The green shift on the roads Apart from the fact that the phasing in of VAT starts a little too early and with too low an impact point, the development is both announced and expected. As an industry, we must recognize that it is not unreasonable for electric cars to pay anything. It is nevertheless a crossroads that the news that electric cars will start paying purchase taxes comes at the same time as the “whole” world of electric cars is gathered in Norway at EVS35 and the focus is on the Norwegian electric car success.

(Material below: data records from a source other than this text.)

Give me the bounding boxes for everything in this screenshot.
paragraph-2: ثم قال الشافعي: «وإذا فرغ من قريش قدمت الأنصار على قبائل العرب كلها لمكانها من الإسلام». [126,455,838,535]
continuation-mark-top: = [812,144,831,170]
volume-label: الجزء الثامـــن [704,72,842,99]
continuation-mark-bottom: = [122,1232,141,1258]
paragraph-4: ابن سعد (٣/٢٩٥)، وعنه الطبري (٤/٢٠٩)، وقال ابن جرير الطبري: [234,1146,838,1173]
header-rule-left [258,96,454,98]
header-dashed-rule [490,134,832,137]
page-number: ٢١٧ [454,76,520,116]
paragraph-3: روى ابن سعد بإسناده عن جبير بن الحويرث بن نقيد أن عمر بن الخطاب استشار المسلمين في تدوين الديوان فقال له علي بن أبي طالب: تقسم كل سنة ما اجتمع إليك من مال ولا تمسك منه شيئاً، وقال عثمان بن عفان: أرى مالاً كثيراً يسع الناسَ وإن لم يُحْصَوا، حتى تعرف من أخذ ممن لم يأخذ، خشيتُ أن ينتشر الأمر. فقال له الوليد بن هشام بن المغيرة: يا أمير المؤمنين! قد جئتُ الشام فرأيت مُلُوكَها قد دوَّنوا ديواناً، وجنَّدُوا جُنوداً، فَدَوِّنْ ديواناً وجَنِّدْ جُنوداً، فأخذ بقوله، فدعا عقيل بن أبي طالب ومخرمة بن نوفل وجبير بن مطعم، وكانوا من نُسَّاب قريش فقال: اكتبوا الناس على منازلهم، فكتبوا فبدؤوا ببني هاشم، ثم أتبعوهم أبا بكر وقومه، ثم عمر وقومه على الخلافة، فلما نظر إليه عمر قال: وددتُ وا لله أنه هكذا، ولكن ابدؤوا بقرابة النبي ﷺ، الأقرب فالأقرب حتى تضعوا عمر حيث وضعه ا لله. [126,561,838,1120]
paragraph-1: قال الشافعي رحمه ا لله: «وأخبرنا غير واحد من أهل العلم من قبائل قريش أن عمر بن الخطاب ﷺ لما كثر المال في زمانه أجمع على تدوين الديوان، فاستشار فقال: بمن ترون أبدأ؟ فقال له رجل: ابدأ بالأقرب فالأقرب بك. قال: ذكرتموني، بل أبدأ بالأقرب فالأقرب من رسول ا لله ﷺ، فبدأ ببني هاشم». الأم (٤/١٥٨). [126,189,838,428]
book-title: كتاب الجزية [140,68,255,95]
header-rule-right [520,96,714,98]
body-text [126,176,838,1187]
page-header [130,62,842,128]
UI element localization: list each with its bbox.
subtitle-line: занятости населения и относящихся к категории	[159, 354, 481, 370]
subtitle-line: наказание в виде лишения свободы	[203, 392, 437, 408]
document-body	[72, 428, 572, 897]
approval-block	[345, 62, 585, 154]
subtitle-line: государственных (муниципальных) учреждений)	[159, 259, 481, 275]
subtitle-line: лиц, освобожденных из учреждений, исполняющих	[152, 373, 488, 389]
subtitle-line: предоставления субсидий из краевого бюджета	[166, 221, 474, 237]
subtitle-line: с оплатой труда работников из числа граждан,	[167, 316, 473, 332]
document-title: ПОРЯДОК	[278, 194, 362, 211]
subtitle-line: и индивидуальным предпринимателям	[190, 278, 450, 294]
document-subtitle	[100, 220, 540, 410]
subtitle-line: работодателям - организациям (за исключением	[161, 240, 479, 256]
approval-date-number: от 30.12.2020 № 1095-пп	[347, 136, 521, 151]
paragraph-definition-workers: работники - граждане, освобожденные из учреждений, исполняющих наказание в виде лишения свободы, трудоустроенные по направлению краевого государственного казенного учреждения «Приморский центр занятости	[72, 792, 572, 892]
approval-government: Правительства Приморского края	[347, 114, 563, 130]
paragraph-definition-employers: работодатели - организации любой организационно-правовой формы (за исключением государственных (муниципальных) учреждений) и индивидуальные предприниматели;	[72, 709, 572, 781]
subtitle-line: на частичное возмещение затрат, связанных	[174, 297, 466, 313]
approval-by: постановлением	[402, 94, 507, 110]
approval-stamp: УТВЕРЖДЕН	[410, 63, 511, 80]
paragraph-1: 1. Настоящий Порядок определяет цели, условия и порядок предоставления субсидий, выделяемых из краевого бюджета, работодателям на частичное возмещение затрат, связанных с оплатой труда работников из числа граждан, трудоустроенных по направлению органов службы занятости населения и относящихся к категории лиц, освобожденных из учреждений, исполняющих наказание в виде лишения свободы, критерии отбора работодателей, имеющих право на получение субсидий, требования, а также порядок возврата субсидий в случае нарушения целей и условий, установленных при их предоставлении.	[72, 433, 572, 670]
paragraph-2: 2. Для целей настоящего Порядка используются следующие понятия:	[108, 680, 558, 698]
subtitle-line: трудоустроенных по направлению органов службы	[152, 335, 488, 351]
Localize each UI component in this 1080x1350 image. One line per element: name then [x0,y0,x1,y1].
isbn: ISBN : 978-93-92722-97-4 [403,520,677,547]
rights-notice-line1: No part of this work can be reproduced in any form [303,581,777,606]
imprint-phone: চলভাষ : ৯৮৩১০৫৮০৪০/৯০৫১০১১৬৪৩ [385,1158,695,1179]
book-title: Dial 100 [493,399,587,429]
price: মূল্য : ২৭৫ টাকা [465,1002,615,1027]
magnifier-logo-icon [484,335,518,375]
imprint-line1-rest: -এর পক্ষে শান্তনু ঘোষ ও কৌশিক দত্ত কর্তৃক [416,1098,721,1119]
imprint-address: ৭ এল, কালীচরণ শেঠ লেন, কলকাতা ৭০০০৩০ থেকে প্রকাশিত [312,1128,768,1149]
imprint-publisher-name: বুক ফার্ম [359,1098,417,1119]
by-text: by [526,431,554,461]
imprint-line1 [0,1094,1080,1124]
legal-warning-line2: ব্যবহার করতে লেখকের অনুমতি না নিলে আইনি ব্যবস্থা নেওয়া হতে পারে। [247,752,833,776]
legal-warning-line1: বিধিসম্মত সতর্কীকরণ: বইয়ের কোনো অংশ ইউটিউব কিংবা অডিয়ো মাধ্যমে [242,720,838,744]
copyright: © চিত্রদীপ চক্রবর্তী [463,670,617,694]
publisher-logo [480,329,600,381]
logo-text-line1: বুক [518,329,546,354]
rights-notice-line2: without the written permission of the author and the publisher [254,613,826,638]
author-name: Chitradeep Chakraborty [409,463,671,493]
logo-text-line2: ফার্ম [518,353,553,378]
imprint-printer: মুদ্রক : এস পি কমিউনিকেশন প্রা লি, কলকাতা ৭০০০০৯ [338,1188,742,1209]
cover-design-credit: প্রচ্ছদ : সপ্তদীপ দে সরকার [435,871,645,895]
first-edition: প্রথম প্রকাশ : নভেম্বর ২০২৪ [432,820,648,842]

As an industry, we are crucial to whether Norway will be able to deliver on its climate commitments. If we are to deliver, we need framework conditions that are adapted to the ambitions. We are under pressure. The public transport industry is calling for electric cars to pay more in toll booths and for parking in cities. The government is investigating various concept choices for road use and tolls, which can quickly become proposals for road pricing. Modern mobility is changing.

Then it is appropriate to remind that it is the sum of tolls, both on the purchase and use of a car, that makes the difference to the pace of the green shift on the roads. Predictable changes, made with small steps are crucial also in the years ahead.